Result: The Judge ruled that Ballesteros was not entitled to her husband’s $1,000,000 life insurance policy based on the Slayer Statute. The Slayer Statute denies life insurance proceeds where the beneficiary has intentionally killed the insured. The Judge said there was an implication that she was responsible for her husband’s death because she had pleaded the Fifth Amendment. This ruling was made even though no homicide charges were ever laid against the widow.
Cause of death not covered by the Policy
Insurer: National Union Fire Insurance Company of Pittsburgh, Pennsylvania
Facts:
- The widow, Mary McMurray, and her husband went on their honeymoon.
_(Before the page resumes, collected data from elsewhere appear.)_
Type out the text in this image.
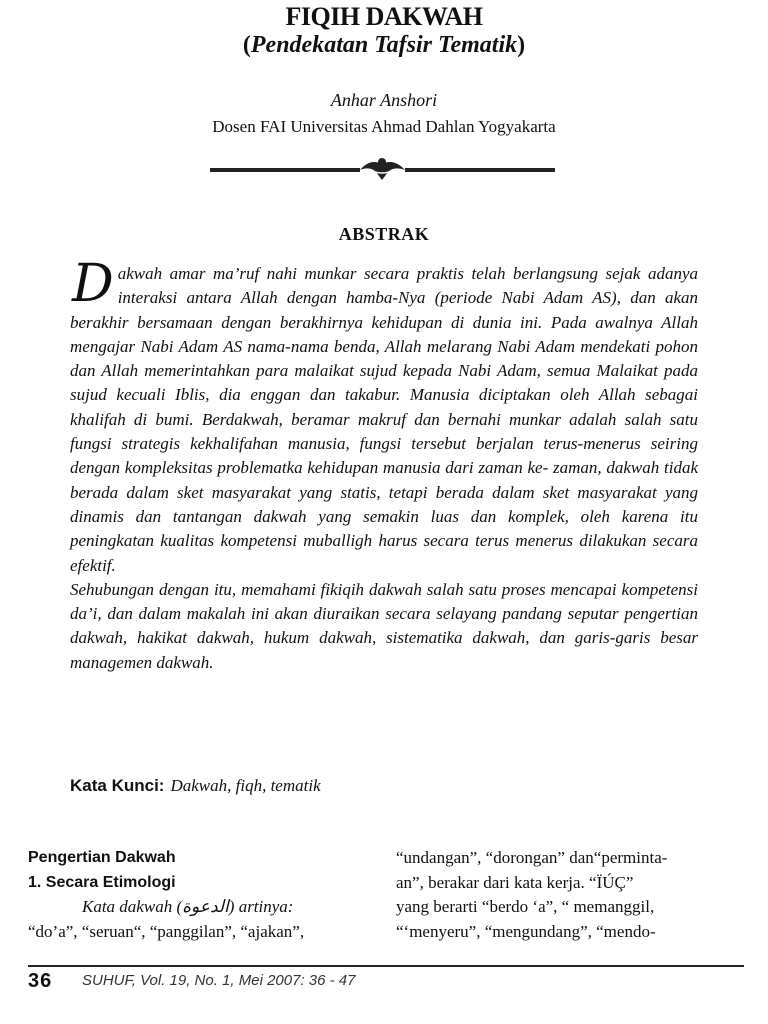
FIQIH DAKWAH
(Pendekatan Tafsir Tematik)
Anhar Anshori
Dosen FAI Universitas Ahmad Dahlan Yogyakarta
ABSTRAK

Dakwah amar ma’ruf nahi munkar secara praktis telah berlangsung sejak adanya interaksi antara Allah dengan hamba-Nya (periode Nabi Adam AS), dan akan berakhir bersamaan dengan berakhirnya kehidupan di dunia ini. Pada awalnya Allah mengajar Nabi Adam AS nama-nama benda, Allah melarang Nabi Adam mendekati pohon dan Allah memerintahkan para malaikat sujud kepada Nabi Adam, semua Malaikat pada sujud kecuali Iblis, dia enggan dan takabur. Manusia diciptakan oleh Allah sebagai khalifah di bumi. Berdakwah, beramar makruf dan bernahi munkar adalah salah satu fungsi strategis kekhalifahan manusia, fungsi tersebut berjalan terus-menerus seiring dengan kompleksitas problematka kehidupan manusia dari zaman ke- zaman, dakwah tidak berada dalam sket masyarakat yang statis, tetapi berada dalam sket masyarakat yang dinamis dan tantangan dakwah yang semakin luas dan komplek, oleh karena itu peningkatan kualitas kompetensi muballigh harus secara terus menerus dilakukan secara efektif.

Sehubungan dengan itu, memahami fikiqih dakwah salah satu proses mencapai kompetensi da’i, dan dalam makalah ini akan diuraikan secara selayang pandang seputar pengertian dakwah, hakikat dakwah, hukum dakwah, sistematika dakwah, dan garis-garis besar managemen dakwah.

Kata Kunci: Dakwah, fiqh, tematik
Pengertian Dakwah
1. Secara Etimologi
Kata dakwah (الدعوة) artinya:
“do’a”, “seruan“, “panggilan”, “ajakan”,
“undangan”, “dorongan” dan“perminta-
an”, berakar dari kata kerja. “ÏÚÇ”
yang berarti “berdo ‘a”, “ memanggil,
“‘menyeru”, “mengundang”, “mendo-
36 SUHUF, Vol. 19, No. 1, Mei 2007: 36 - 47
- Payment was made using their Platinum Select Citibank MasterCard which included a $1 million policy for accidental death or dismemberment.
- The policy covered injury or death while “riding as a passenger in or on…any Common Carrier“.
- Common Carrier was defined in the policy as “any licensed…water…conveyance operated by those whose occupation or business is the transportation of persons for hire“.
- The husband was killed on the cruise while white water rafting. He was thrown off the raft and drowned. The rafting excursion was paid with the same credit card.
- The court held that the raft was not a “common carrier” as defined by the policy because the transportation of people was not its primary function. Rather, transportation was merely incidental to the raft’s main business of entertaining rafting participants.
Outcome: The insurer’s decision to deny the claim was upheld by the United States Court of Appeals.